Suona la campana, ritiro i fogli geografici.

"Che cosa facciamo ora prof?"
io sono indecisa su cosa rispondere... vorrei rimanere sul vago per accostarli piano piano, farli arrivare tracciando un sentiero. "Beh, io ho preparato delle fotocopie che vi distribuirò... però vedremo anche dei filmati e imparerete cose davvero importanti."
"Sì ma che lezione è? Italiano, storia...?"
"..."
"..."
"diciamo...una lezione di vita."

Forse ho usato un'espressione esagerata, ma in fondo il trucco del prof è anche "teatralizzare".
E bisogna dare enfasi a ciò che la merita.
Chiedo quanti di loro sanno che cosa si è festeggiato ieri.
Risposte meccaniche, o qualche battuta sulle feste in genere, che ci permettono di stare a casa da scuola.
Allora parto con un video. Dei signori tutti in fila con uno striscione che recita la scritta "Onore a Benito Mussolini". Un tizio davanti a quella fila che grida, sembra stia impartendo ordini.
Qualche secondo appena, e il video termina.
Loro zitti.
Sguardi curiosi, interrogativi. Abbiamo giusto studiato le nefandezze di questo criminale dittatore che portò l'Italia al disastro, e oggi c'è gente che lo inneggia? Con tanto di insulto finale ai tifosi del Milan, come ci fosse una qualche connessione logica tra quei tizi, lo striscione, Mussolini e il Milan.

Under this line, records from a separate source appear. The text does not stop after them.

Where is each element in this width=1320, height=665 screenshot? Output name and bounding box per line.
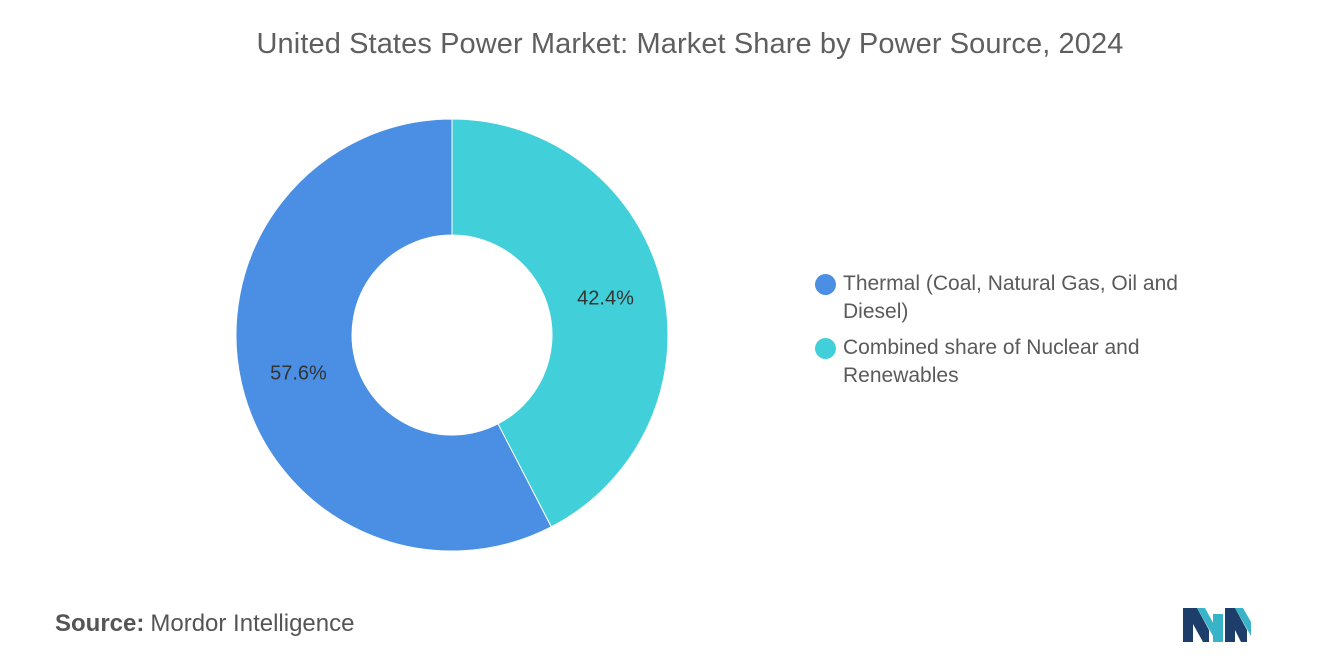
mordor-intelligence-logo-icon [1183, 608, 1251, 642]
legend-label-1: Combined share of Nuclear and Renewables [843, 336, 1140, 387]
legend-item-1: Combined share of Nuclear and Renewables [815, 334, 1305, 390]
donut-slice-0 [235, 118, 552, 552]
source-note: Source: Mordor Intelligence [55, 610, 354, 638]
chart-title: United States Power Market: Market Share… [256, 28, 1124, 60]
legend-swatch-0 [815, 274, 836, 295]
donut-slice-1 [451, 118, 669, 528]
legend-label-0: Thermal (Coal, Natural Gas, Oil and Dies… [843, 272, 1178, 323]
chart-legend: Thermal (Coal, Natural Gas, Oil and Dies… [815, 270, 1305, 398]
legend-swatch-1 [815, 338, 836, 359]
data-label-0: 57.6% [270, 362, 327, 384]
source-value: Mordor Intelligence [150, 610, 355, 637]
data-label-1: 42.4% [577, 288, 634, 310]
legend-item-0: Thermal (Coal, Natural Gas, Oil and Dies… [815, 270, 1305, 326]
source-prefix: Source: [55, 610, 145, 637]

Parto con le domande, voglio incalzarli.
Loro sono reattivi, e quanto mi piacciono quando si animano e partecipano, spronandosi a vicenda a rispondere alle mie sollecitazioni.
Passiamo a parlare degli insulti negli stadi, a cori che invece che di tifo positivo si trasformano in offese pesantissime.
E poi eccolo lì, il primo tassello per la strada che voglio far loro percorrere: "Ieri si è festeggiato un evento storico senza il quale ora, non ci sarebbe la possibilità di manifestare oppure la possibilità di scegliere di NON manifestare. Questa data fu il 25 aprile 1945".

"«Nel fascismo non c’era libertà di espressione: gli oppositori venivano bastonati, deportai e uccisi. Le tre parole usate erano credere, obbedire e combattere. Obbedire agli ordini, anche quelli più insensati e crudeli, odiare i dissidenti, gli ebrei e gli stranieri. E c’era l’assurda convinzione che tutto si potesse risolvere con la violenza. Aggredire e soggiogare. L’ossessione per il nemico, sempre e dovunque.  Se oggi, in tanti, ci troviamo qui e in tutte le piazze italiane è perché non possiamo, e non vogliamo, dimenticare il sacrificio di migliaia di italiani, caduti per assicurare la libertà di tutti gli altri. La libertà nostra e delle future generazioni. Il 25 Aprile è un “doveroso ricordo” che ci spinge a stringerci intorno ai nostri amati simboli: il tricolore e l’inno nazionale.
 

Cito pezzi di discorso di Mattarella.
Cito pezzi di articoli di giornale. Voglio scuotere le loro coscienze, arrivare al succo di una delle feste più importanti della nostra nazione.
Vediamo brevi video di testimonianze di donne e uomini della Resistenza.
"Prof, c'è anche una canzone vero...?" e colgo l'occasione per diffondere nella classe note e parole di "Bella ciao", che alcuni di loro già conoscevano per averla sentita in un telefilm.
Prendo dallo zaino "Storie della buonanotte per bambine ribelli", racconto la biografia di una partigiana coraggiosa, e intanto loro assorbono informazioni che spero restino incastrate nelle reti della memoria non per una interrogazione, ma per imparare ad apprezzare davvero i valori su cui si fonda il libro cardine di ogni italiano: la Costituzione.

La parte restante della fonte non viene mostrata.